"Home and Deranged"

The Austin Lounge Lizards’ new release, Home & Deranged – their first studio album in seven years – shows their wit is as irreverently edgy and fun-pokingly ready as ever.

The Lizards are never more enjoyable than when deflating overblown egos with their laughable lampoons, and Home & Deranged provides plenty of send-ups of the self-centric. The album’s opening song from Conrad and Hank, Enough About Me, is a tongue-in-cheek takedown of the band’s music-industry counterparts who wholly embrace their own hype. Too Big to Fail, penned by fellow Central Texas songwriter Lindsay Eck, details one man’s quest to join the gilded ranks of corporate Goliaths apparently above the law. The covetous narrator implores, “If I could lie like those guys in New York, or had a buddy in Congress to send me some pork, I’d be in a skybox popping a cork right now.” And Hank’s My Bonnie Johnson is a Celtic sailor’s rousing salute – and daring double-entendre – to his beautiful beloved, with whom he shares a not-so-long-distance love affair.

Hank and Darcie deliver a sweetly provocative duet in Thank You for Touching Me There, a reserved shout-out to courteously cautious new lovers everywhere, as well as to the Transportation Security Administration’s team of airport screeners. At the other end of the subtlety spectrum is Black Helicopters, the grunge-rock ramblings of an over-the-edge government-conspiracy theorist as he plummets to the depths of his paranoia in this dark-humored ditty.

No Lizard album is complete without a sidetrip into surrealism – sometimes labyrinthine, but always amusing. This time, the venture takes listeners into the caves of Bustamante, Mexico, Spelunking with Joe King Carrasco. This corrido-style narrative ballad, with its wildly varied cast of characters – from Frida Kahlo to Pikachu, all in search of a wayward Frisbee® – is like a Lizards’ Sgt. Pepper’s, made all their own with a Nuevo Wavo flavor, rotating shared lead vocals and a cameo from the King of Tex-Mex Rock ‘n’ Roll himself.

Darcie charts new territory for the Lizards with a couple of funny and feminine takes on romance. A cover of Emily Kaitz’s If I Saw You All the Time offers the upside to the brevity and infrequency of long-distance love, while Darcie’s own Who Needs You? gives one woman’s you-can’t-fire-me-I-quit-type response to a rover’s rejection.

Bruce contributes a trio of self-penned songs, as well. I Lied relates a groom-gone-wrong’s not quite contrite confession, while Dumb Dumb Dumb serves as a wit-worthy sequel to the Lizards’ popular earlier recording of Life is Hard, But Life is Hardest When You’re Dumb. The album’s finale, Would You Like to Start a Band?, concisely outlines the lifecycle – from “happy family” to “artistic differences” to remembrances of the “glory days” – of a band made of suitably peculiar musical misfits. Sounds familiar … .

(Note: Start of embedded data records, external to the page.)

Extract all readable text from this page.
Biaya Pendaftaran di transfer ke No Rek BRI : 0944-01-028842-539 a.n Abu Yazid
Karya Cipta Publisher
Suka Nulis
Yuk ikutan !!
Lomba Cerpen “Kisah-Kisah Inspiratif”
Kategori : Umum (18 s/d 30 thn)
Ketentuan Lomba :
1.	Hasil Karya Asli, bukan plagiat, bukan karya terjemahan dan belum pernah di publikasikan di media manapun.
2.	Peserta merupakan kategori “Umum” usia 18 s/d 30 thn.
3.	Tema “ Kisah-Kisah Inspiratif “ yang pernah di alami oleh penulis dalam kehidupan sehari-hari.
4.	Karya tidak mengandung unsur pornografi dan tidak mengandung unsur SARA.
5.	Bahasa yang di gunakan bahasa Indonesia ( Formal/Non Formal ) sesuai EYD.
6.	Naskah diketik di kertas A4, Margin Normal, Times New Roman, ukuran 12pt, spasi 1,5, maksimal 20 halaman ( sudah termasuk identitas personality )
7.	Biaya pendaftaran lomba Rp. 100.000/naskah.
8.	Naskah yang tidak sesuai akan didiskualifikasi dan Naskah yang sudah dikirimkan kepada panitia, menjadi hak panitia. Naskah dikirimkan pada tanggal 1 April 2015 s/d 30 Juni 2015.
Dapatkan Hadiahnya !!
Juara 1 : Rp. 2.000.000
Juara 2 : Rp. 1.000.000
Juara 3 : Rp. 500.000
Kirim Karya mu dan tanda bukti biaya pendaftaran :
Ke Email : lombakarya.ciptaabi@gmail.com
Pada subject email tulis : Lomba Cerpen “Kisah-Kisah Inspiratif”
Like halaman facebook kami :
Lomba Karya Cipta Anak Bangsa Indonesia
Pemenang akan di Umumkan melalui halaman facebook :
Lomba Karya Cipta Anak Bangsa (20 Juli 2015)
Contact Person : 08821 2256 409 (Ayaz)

Featuring session musician Jon Hahn on drums and an ephemeral appearance by Lizard Emeritus Tom Pittman (as himself), Home & Deranged is a tribute to the Lizards’ enduring enthusiasm for cleverly crafted wordplay, social commentary, masterful musicianship and love of laughter. It is the Austin Lounge Lizards’ eleventh album, and their third on the Houston-based Blue Corn label.